When crises emerge in remote corners of the world, Coalition Forces need the ability to mount an immediate and coordinated response. Doing that depends on timely and accurate information sharing. Two critical elements make that possible: Identity Credentialing and Access Management, or ICAM, and Mission Partner Environments, or MPEs.
ICAM solutions are essential in connecting people with the resources and information they need through the verification of their credentials. As such, ICAM is a powerful and enabling capability that sits at the core of interoperability. MPEs are environments where mission partners can coordinate and collaborate, and ICAM speeds decision making and makes them more secure, thus advancing the vision set forth by the Combined Joint All-Domain Command and Control (CJADC2) initiative.
ICAM Is at the Core of Interoperability in MPEs
When it comes to MPE in particular, ICAM plays an important role in aligning credentials with data, ensuring need-to-know and need-to-access is achieved in a secure manner in an environment where most, if not all, information is Secret or higher in classification. There is an inherent need for protection and access control to ensure only those with appropriate permissions gain access to information. ICAM meets that need.
As MPEs evolve and implement fewer manual processes in order to enable faster decision making, the need for interoperability of mission systems is more apparent than ever. ICAM enables that interoperability by ensuring secure access to only those authorized to have it.
MPEs and CJADC2 Are Close Analogs; ICAM Enables Both
At the end of the day, MPEs and CJADC2 are close analogs. CJADC2 was created to connect the entire Department of Defense ecosystem and MPE is about ensuring we can connect with mission partners in a secure and seamless way across applications, services. and mission-connected capabilities. ICAM is central to both efforts.
CJADC2 has created the expectation that information should be sharable – securely– across all environments. Information should be available and accessible and should transit a network as quickly as possible when it’s needed. This mindset is informing how to develop next-generation, data centric MPE that ICAM enables. The intention now is to build persistent, long-standing networks, rather than episodic ones, which can be used for a variety of missions. ICAM can establish linkages between environments and enable the exchange of data to allow mission partners to access information on our networks.

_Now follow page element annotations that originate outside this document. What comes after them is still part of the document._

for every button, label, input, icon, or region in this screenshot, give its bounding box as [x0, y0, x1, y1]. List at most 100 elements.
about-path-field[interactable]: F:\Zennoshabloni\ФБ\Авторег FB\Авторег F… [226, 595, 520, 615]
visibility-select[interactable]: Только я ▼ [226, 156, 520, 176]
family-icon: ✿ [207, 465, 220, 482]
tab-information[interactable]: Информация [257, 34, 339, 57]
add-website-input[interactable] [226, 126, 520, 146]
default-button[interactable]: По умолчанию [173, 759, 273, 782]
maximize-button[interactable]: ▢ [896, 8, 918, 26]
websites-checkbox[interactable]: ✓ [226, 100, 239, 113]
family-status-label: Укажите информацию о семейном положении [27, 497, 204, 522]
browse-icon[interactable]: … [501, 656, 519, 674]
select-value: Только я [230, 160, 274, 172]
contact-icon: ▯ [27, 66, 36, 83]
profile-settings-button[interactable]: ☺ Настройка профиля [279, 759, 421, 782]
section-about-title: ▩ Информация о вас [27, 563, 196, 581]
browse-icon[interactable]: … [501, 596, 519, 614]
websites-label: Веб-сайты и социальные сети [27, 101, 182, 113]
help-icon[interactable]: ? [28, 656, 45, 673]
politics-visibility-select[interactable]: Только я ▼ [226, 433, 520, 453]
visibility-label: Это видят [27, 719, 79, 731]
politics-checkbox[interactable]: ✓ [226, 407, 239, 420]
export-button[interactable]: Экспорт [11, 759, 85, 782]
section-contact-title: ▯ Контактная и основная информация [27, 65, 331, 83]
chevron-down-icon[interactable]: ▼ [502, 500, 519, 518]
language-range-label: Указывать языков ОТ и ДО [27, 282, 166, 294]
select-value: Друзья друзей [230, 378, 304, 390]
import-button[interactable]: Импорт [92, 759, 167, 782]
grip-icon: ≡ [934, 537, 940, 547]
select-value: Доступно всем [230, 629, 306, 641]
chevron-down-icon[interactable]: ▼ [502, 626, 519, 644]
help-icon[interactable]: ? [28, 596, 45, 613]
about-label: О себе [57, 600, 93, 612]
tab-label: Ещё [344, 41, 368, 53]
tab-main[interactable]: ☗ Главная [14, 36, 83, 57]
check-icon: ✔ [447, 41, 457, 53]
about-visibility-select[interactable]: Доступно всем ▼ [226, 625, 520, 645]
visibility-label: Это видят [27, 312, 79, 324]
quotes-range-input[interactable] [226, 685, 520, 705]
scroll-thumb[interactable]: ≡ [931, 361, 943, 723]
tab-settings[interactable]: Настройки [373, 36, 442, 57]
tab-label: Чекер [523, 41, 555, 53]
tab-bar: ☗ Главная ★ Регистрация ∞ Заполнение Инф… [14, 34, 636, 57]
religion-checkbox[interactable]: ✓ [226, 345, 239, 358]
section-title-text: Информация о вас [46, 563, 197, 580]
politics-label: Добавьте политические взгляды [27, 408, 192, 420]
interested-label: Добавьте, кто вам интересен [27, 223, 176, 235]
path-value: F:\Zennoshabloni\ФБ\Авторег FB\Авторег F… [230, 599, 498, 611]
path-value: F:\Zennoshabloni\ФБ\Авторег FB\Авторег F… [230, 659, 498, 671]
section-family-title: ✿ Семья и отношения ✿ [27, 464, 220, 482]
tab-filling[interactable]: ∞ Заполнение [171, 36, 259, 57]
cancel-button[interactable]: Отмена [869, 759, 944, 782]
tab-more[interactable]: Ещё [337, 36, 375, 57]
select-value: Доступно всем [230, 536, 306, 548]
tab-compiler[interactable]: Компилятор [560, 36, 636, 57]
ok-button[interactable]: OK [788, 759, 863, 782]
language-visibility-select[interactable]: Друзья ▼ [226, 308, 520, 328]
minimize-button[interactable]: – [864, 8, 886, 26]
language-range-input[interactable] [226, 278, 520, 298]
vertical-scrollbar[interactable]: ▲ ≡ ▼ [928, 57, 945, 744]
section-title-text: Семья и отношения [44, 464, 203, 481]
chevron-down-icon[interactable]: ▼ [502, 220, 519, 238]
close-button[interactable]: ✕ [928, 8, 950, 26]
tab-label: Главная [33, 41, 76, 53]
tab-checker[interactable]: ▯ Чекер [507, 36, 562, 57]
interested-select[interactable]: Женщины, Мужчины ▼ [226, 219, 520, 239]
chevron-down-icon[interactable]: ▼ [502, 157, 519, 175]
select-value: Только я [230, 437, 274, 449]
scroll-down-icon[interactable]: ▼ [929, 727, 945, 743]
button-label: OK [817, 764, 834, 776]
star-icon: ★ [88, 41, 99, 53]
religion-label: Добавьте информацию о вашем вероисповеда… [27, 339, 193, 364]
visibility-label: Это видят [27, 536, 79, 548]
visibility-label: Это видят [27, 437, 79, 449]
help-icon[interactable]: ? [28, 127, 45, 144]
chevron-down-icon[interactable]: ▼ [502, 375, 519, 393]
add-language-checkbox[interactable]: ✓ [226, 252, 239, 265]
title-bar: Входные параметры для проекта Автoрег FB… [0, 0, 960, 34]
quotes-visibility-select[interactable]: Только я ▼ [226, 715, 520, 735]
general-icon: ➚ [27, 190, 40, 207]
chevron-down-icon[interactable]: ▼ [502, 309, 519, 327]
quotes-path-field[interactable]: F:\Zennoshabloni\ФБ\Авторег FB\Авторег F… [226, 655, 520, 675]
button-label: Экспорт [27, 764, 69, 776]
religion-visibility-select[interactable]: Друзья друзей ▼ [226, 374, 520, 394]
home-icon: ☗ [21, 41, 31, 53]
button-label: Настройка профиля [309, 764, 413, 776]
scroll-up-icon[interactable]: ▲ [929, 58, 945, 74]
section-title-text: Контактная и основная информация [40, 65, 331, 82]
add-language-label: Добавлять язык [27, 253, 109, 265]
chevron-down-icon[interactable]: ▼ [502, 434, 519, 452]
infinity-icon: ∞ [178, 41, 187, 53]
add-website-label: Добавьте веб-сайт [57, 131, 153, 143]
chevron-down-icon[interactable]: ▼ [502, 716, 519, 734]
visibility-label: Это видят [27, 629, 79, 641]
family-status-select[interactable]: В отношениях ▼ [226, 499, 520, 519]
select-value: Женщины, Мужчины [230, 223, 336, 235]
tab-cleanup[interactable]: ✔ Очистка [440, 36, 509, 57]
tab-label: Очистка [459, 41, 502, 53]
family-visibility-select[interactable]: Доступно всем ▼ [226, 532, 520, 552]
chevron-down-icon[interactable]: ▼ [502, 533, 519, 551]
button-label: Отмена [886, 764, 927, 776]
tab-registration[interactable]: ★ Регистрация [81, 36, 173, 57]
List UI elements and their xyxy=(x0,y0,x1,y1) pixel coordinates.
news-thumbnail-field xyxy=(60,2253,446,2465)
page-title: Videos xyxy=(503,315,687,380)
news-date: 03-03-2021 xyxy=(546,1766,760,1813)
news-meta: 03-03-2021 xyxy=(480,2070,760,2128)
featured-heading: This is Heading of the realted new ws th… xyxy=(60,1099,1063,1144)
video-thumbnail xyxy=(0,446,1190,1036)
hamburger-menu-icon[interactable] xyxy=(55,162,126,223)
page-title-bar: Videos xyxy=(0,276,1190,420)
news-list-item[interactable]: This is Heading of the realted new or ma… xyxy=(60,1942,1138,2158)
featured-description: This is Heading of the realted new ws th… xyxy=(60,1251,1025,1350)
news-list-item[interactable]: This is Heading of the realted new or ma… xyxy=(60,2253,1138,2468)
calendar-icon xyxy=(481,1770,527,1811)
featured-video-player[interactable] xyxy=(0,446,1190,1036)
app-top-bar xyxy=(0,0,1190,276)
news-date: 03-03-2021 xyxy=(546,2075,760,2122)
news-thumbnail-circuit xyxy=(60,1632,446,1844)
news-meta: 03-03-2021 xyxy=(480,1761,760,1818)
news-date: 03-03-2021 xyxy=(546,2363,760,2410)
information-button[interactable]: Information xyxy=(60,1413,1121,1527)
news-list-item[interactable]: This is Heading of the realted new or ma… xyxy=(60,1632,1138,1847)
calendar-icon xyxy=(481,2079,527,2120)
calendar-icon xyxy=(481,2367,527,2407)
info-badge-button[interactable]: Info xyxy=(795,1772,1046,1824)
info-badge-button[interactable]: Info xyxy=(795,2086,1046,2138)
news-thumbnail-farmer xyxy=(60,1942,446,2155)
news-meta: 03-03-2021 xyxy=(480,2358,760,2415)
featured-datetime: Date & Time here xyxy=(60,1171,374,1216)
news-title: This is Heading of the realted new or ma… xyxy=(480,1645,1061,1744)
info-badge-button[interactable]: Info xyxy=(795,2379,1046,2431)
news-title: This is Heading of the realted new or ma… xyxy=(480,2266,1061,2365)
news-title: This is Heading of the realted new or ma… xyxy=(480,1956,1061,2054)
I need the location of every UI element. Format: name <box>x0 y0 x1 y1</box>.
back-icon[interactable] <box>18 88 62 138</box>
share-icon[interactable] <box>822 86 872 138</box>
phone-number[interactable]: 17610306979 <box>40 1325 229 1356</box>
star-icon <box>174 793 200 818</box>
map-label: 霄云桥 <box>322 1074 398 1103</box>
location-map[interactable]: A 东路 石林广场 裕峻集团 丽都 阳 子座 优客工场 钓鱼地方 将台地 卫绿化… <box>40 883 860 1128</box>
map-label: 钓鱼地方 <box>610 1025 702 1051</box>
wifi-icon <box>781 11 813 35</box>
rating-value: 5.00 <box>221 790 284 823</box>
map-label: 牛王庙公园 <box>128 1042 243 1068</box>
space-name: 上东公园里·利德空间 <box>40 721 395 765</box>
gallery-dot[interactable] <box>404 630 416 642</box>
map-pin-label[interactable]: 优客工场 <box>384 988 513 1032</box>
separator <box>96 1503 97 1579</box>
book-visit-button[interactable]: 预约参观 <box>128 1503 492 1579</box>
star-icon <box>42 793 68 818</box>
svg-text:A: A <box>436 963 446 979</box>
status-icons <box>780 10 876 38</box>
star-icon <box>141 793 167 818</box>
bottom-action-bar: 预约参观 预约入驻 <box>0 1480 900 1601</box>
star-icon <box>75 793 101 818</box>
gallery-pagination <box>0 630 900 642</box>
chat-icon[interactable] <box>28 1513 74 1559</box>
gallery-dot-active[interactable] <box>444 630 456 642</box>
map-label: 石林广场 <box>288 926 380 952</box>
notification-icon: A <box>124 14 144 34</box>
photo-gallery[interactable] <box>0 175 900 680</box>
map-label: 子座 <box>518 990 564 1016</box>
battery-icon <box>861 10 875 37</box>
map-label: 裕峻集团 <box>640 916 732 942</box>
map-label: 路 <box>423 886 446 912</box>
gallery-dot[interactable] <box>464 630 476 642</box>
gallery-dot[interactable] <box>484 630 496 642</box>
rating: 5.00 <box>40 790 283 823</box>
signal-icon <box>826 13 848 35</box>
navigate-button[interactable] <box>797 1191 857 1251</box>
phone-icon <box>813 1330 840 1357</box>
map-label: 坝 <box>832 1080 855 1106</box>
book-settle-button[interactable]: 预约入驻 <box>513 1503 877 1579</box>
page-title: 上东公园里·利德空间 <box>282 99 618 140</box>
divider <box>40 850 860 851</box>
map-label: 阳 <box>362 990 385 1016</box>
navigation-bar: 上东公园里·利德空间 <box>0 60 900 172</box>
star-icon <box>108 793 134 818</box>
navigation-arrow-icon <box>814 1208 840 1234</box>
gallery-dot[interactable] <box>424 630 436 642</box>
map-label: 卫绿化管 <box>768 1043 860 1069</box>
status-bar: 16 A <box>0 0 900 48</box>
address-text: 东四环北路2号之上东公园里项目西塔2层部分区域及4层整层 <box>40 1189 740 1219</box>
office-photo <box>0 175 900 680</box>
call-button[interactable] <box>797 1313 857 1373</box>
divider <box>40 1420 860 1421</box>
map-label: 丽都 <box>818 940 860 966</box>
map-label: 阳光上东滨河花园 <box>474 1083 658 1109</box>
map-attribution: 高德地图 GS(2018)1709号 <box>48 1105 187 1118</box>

Zero Trust Means We Can Treat Partners As Users
Additionally, Zero Trust and its constant validation of access means we can enable partner access in the same way as internal users. That is to say, when everyone is untrusted, we can treat everyone the same way. ICAM removes the limitations from our environments and allows users to traverse them while maintaining a high level of security in a much more efficient manner. It streamlines our approach to connecting with mission partners and ensures data is accessible at the speed of relevance.
That’s important because, at the end of the day, we’re not only protecting our networks, we’re protecting the data and information assets that live on them.
We Must Help Mission Partners Leverage Their IT Combat Power
The reality is that we build coalitions to combine capabilities; to create a whole that is greater than the sum of its parts. We need to allow and encourage our mission partners to leverage their IT combat power and ICAM and Zero Trust accelerate our ability to do that.
These technologies are enabling us to push control to a more granular level and to make it more dynamic at the same time. ICAM gives us the versatility of control to authorize who sees what, when they can see it, and for how long. It gives Commanders the flexibility to control access to networks they own and to make real-time decisions about the operational needs of their environments while remaining secure.
A Vision for the Future
The vision should be to create a single, persistent, flat environment for users to get what they need. At a time when we prioritize speed and can act faster than ever before – in analytics, in decisioning, in theater – we should be working to remove barriers to how we communicate with partners.
We have a tremendous cadre of global mission partners with different rules governing their data and information assets; but we’re still going to need to communicate with them and share information, securely, at machine speeds. A commitment to ICAM and Zero Trust principles enables that. And in that way, it is more than an enhancement to information-sharing, it’s a true warfighting capability.